Now I’m not saying the Guardian do this, but a couple of things follow: firstly, obfuscating or tainting data can help you prevent casual use of it by others whilst at the same time ostensibly “open it up” (it can also help you track the data; e.g. mapping agencies that put false artefacts in their maps to help reveal plagiarism); secondly, if you are casual with the way you publish data, you can make it hard for people to make effective use of that data. For a long time, I used to hassle folk into publishing RSS feeds. Some of them did… or at least thought they did. For as soon as I tried to use their feeds, they turned out to be broken. No-one had ever tried to consume them. Same with data. If you publish your data, try to do something with it. So for example, the emissions data is illustrated with a Many Eyes visualisation of it; it works as data in at least that sense. From the place names, it would be easy enough to vaguely place a marker on a map showing a data value roughly in the area of each council. But for identifying exact administrative areas – the data is lacking.

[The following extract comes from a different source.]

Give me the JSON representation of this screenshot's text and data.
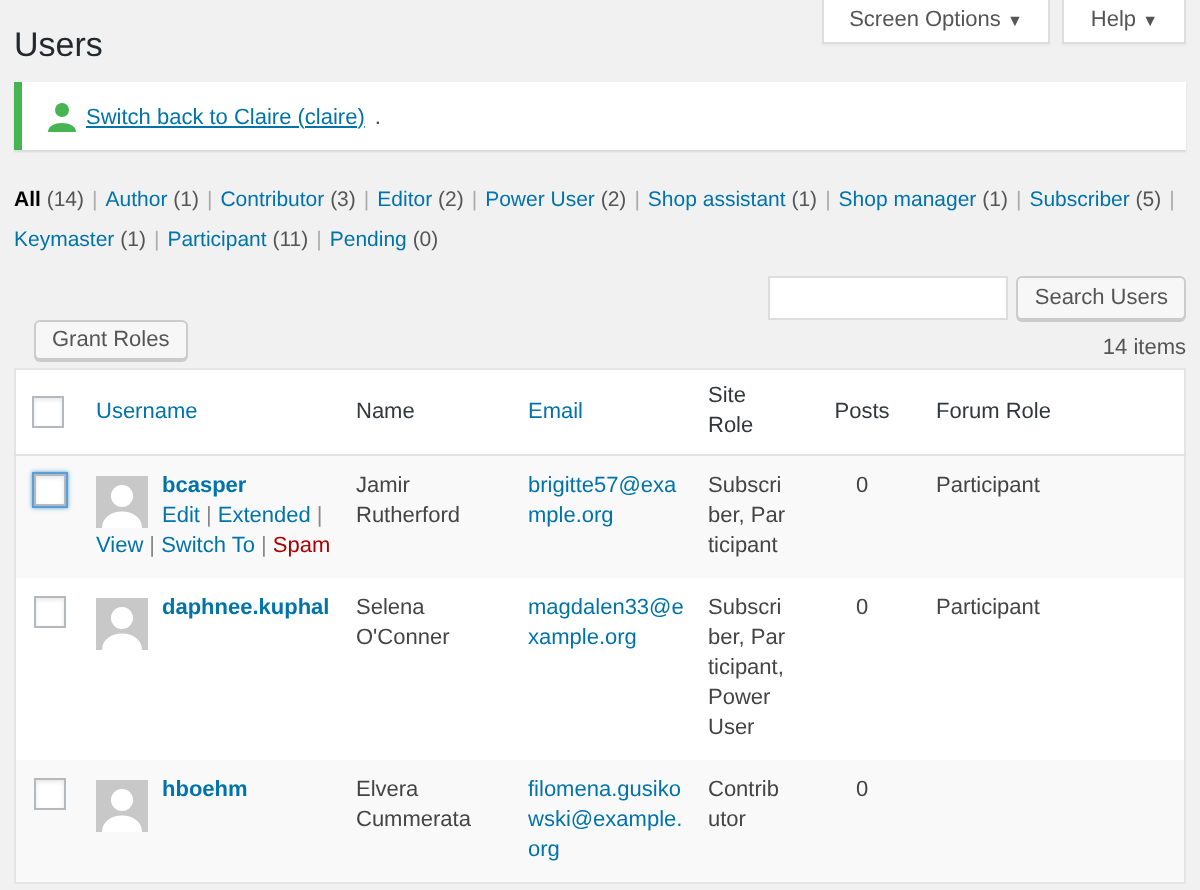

It might seem as is if I’m angling against the current advice to councils and government departments to just “get their data out there” even if it is a bit scrappy, but I’m not… What I am saying (I think) is that folk should just try to get their data out, but also:

– have a go at trying to use it for something themselves, or at least just demo a way of using it. This can have a payoff in at least a three ways I can think of: a) it may help you spot a problem with the way you published the data that you can easily fix, or at least post a caveat about; b) it helps you develop your own data handling skills; c) you might find that you can encourage reuse of the data you have just published in your own institution…

– be open to folk coming to you with suggestions for ways in which you might be able to make the data more valuable/easier to use for them for little effort on your own part, and that in turn may help you publish future data releases in an ever more useful way.

Can you see where this is going? Towards Linked Data… ;-)

PS just by the by, a related post (that just happens to mention OUseful.info:-) on the Telegraph blogs about Open data ‘rights’ require responsibility from the Government led me to a quick chat with Telegraph data hack @coneee and the realisation that the Telegraph too are starting to explore the release of data via Google spreadsheets. So for example, a post on Councils spending millions on website redesigns as job cuts loom also links to the source data here: Data: Council spending on websites.